The company has attributed more than 62% of this decline in EBITDA margins to the execution of its near zero margin, systems project on its international business and the rest to the impact of a rise in raw material costs. However, the fact that Crompton has liquidated its inventory worth approximately Rs 300 crore in Q3, at the best available market prices, also appears to have dented its margins during the quarter. Lack of orders in the power sector and intense competition has clearly impacted the price negotiation power of engineering companies resulting in a severe margin squeeze out. Thus, even though the management of Crompton Greaves refrained from making any revisions to revenue growth and EBITDA margin guidance for FY12, what is missing this time is the confidence in asserting that the guided margins will be met.

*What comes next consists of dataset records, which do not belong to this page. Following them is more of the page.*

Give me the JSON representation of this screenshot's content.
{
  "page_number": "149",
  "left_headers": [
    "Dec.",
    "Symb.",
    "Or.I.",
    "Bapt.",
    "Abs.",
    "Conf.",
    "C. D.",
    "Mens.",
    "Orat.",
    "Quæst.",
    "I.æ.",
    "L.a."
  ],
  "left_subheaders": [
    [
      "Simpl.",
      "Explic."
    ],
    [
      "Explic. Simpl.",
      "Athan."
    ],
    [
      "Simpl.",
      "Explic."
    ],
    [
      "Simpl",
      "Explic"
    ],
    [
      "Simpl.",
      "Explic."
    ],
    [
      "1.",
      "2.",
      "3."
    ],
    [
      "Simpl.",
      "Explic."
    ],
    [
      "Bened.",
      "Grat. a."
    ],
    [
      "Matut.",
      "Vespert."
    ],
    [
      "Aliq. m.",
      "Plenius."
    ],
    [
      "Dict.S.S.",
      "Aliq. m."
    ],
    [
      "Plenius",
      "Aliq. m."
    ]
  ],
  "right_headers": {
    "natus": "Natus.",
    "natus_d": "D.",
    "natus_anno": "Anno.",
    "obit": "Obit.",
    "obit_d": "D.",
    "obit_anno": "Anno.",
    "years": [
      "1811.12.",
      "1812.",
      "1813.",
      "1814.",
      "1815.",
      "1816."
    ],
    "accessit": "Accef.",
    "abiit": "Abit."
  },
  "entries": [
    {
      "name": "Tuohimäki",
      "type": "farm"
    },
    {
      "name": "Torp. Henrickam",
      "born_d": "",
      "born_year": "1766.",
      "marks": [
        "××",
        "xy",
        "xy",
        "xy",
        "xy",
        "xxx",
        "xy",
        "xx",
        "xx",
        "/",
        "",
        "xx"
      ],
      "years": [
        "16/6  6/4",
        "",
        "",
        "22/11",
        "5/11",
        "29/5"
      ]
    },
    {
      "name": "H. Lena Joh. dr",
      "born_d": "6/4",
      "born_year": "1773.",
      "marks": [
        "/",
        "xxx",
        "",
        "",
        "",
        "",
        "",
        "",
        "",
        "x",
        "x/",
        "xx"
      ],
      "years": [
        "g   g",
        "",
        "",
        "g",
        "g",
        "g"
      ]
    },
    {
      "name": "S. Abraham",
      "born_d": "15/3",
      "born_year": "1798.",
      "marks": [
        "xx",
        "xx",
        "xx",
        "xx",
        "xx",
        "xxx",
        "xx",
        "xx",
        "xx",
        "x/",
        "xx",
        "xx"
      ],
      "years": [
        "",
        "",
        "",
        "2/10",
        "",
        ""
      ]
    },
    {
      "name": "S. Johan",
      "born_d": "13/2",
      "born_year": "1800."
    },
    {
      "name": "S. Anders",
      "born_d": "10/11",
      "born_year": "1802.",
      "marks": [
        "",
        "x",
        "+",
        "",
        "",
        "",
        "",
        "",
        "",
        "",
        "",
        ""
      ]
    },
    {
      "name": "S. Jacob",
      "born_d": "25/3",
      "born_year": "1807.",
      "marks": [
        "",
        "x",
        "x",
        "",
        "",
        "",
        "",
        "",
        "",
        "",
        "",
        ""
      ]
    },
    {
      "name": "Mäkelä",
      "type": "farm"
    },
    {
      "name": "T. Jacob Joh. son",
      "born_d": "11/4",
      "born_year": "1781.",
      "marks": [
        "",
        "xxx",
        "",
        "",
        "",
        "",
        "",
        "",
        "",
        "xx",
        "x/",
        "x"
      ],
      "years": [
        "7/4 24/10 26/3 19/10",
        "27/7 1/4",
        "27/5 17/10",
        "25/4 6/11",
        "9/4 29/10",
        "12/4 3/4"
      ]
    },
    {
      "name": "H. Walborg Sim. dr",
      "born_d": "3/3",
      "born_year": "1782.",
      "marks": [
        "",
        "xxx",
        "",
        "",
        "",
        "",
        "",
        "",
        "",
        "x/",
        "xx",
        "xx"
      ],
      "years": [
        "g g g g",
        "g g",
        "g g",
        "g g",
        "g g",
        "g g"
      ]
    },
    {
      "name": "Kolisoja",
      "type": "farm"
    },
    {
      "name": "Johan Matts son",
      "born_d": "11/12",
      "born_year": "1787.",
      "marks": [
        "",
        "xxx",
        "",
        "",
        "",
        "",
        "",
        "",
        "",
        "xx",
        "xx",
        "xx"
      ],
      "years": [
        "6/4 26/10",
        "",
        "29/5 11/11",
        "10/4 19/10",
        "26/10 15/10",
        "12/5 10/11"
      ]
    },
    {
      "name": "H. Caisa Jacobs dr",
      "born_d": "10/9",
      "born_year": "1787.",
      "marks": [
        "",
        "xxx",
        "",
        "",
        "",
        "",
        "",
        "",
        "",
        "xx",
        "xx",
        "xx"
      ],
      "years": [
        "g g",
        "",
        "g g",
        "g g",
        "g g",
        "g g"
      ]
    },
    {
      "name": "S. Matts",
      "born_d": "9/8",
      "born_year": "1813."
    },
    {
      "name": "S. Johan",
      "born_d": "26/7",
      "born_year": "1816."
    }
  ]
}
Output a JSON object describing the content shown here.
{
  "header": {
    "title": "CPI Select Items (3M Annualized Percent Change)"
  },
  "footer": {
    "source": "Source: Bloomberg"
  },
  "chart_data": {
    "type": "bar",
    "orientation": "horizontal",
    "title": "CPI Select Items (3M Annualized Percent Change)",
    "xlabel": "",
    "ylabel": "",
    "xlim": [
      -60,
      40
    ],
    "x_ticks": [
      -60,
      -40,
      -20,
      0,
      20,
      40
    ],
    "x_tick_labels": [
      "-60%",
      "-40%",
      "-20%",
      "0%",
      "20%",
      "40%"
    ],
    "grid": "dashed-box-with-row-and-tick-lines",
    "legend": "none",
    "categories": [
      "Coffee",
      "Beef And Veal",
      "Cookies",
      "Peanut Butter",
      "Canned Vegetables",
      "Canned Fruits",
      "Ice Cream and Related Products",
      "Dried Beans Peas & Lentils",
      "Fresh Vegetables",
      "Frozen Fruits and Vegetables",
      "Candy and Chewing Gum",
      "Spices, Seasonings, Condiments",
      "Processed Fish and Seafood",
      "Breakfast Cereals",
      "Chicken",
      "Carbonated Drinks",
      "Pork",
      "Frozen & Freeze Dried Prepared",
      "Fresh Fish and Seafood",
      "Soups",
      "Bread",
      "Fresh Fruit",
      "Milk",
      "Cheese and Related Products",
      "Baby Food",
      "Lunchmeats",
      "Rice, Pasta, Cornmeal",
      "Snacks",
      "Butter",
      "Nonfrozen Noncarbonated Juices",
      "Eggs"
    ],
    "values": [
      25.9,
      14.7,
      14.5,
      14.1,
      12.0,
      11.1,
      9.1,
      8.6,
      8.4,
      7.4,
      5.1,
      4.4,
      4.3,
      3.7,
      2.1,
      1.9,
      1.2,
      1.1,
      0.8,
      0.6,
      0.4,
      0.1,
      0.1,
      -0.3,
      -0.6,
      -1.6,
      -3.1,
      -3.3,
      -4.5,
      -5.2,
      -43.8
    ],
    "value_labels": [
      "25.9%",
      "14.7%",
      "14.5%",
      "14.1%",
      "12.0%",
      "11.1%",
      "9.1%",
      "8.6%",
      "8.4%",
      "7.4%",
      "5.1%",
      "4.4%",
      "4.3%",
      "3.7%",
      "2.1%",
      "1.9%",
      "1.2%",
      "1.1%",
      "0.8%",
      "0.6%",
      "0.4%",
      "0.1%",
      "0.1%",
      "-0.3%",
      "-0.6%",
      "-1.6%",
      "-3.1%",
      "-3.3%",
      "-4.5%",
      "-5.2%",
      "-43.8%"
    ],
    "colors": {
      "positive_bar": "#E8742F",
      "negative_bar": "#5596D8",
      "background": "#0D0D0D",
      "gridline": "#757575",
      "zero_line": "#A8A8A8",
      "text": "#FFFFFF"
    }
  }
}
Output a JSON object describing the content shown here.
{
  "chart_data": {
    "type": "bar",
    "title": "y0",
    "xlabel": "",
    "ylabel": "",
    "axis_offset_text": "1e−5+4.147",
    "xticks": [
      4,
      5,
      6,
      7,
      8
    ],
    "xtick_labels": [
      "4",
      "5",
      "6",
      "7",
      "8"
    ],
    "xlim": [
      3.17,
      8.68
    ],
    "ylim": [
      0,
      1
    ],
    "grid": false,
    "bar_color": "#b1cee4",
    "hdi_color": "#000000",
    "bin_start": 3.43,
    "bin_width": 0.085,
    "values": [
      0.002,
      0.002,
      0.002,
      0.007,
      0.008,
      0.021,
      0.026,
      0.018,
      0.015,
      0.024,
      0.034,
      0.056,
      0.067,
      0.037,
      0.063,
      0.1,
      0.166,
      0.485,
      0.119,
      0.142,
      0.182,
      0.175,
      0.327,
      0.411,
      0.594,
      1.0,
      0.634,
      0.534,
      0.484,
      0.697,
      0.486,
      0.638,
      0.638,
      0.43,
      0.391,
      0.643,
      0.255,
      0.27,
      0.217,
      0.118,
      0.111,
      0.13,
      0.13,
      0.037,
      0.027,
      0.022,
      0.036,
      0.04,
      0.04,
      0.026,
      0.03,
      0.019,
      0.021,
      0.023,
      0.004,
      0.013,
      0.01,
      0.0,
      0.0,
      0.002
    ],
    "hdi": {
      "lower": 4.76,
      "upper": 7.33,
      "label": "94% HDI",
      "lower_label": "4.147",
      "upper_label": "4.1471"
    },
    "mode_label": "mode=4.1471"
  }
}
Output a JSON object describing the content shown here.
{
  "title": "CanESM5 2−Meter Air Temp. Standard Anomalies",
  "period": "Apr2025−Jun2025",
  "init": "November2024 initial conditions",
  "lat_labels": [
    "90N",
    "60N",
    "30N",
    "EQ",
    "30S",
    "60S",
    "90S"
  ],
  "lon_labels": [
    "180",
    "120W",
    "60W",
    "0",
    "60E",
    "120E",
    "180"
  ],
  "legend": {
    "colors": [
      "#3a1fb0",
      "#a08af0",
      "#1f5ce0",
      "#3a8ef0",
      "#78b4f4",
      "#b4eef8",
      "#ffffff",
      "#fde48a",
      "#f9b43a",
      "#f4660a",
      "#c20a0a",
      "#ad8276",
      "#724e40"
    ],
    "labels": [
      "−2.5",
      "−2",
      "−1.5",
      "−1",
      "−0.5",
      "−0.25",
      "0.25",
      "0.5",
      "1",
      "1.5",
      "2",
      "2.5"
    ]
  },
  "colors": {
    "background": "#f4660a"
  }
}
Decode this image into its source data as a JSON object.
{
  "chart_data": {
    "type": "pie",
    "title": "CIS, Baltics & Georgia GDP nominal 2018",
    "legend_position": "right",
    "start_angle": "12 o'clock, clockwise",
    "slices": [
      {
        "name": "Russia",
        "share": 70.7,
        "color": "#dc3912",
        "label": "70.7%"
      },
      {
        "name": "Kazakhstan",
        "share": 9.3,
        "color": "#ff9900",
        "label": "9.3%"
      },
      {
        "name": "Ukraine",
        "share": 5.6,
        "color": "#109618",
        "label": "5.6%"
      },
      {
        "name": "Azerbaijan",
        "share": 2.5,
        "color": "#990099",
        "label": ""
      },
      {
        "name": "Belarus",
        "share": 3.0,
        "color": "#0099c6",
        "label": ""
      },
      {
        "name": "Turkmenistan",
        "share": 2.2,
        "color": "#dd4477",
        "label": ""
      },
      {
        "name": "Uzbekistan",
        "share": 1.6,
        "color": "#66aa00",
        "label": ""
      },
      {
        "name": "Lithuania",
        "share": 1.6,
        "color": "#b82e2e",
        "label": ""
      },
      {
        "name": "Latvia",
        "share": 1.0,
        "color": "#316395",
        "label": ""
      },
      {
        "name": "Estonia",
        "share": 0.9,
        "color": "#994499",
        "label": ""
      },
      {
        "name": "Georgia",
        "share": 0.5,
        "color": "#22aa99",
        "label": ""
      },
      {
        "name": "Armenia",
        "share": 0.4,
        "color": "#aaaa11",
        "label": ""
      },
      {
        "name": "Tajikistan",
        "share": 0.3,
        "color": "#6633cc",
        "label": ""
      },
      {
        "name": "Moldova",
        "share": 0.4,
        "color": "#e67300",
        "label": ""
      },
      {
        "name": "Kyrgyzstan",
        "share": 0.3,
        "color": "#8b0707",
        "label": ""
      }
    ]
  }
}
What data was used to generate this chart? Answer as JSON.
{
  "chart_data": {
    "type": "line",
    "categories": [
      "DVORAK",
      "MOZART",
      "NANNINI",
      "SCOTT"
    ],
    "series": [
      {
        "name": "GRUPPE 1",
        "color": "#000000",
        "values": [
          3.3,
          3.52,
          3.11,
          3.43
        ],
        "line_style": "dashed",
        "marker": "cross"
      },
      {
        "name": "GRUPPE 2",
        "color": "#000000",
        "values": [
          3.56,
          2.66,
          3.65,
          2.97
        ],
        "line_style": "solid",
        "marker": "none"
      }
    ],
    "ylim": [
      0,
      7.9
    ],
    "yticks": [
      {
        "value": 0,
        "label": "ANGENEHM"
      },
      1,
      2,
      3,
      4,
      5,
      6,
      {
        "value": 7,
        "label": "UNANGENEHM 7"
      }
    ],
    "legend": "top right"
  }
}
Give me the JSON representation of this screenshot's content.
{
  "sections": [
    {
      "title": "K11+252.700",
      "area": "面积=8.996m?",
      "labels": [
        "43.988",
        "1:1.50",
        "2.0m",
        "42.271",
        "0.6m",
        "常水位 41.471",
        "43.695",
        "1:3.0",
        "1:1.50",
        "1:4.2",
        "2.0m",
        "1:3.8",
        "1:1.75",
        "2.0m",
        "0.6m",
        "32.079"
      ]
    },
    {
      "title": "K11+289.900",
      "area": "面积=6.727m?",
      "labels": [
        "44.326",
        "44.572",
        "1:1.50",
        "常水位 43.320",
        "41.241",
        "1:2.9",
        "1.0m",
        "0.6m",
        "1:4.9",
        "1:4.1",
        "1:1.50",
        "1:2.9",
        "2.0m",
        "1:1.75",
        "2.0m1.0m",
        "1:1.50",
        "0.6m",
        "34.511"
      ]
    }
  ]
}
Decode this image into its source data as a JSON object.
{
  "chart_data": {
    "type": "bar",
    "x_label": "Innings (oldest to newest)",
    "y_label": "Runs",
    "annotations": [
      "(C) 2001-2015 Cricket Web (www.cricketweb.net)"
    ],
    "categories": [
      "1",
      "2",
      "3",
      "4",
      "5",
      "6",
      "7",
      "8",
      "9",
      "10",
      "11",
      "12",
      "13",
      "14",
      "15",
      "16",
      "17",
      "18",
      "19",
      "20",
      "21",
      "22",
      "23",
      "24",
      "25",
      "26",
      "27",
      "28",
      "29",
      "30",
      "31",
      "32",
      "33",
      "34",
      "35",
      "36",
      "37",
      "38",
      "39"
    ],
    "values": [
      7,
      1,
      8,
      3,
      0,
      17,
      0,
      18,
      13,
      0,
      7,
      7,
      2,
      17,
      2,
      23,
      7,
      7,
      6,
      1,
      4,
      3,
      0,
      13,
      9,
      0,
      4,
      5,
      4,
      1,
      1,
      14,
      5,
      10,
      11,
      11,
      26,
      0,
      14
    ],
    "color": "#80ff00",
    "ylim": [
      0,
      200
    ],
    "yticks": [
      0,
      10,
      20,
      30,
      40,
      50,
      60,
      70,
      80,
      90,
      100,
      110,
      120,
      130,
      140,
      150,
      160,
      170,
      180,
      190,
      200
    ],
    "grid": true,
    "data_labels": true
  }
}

The company had provided for a guidance of 10-12% growth in consolidated revenues and EBITDA margins at 8-10% for FY12. For the nine months ended December 2011, it has already achieved 73% of its targeted revenue growth and appears well placed to meet its revenue growth guidance given a healthy order backlog of over Rs 8,000 crore.

However, there is ambiguity on whether the company will succeed in maintaining its guided EBITDA in the absence of clarity on the kind of margins that the existing order backlog commands.

However, Crompton Greaves has reported to a healthy growth of 66% in order inflows during the quarter Y-o-Y. While the company has received orders across its business verticals, it is (surprisingly) the power segment that boasts of a noteworthy rise in Q3 order inflows at Rs 2,939 crore compared to an order intake of Rs 1,615 crore in December 2010. Thus, Crompton appears way ahead of competition when it comes to orders. For shareholders, there is some respite considering that the company has finally disposed of the aircraft it purchased last year, at book value, which is approximately Rs 240 crore, after accounting for depreciation.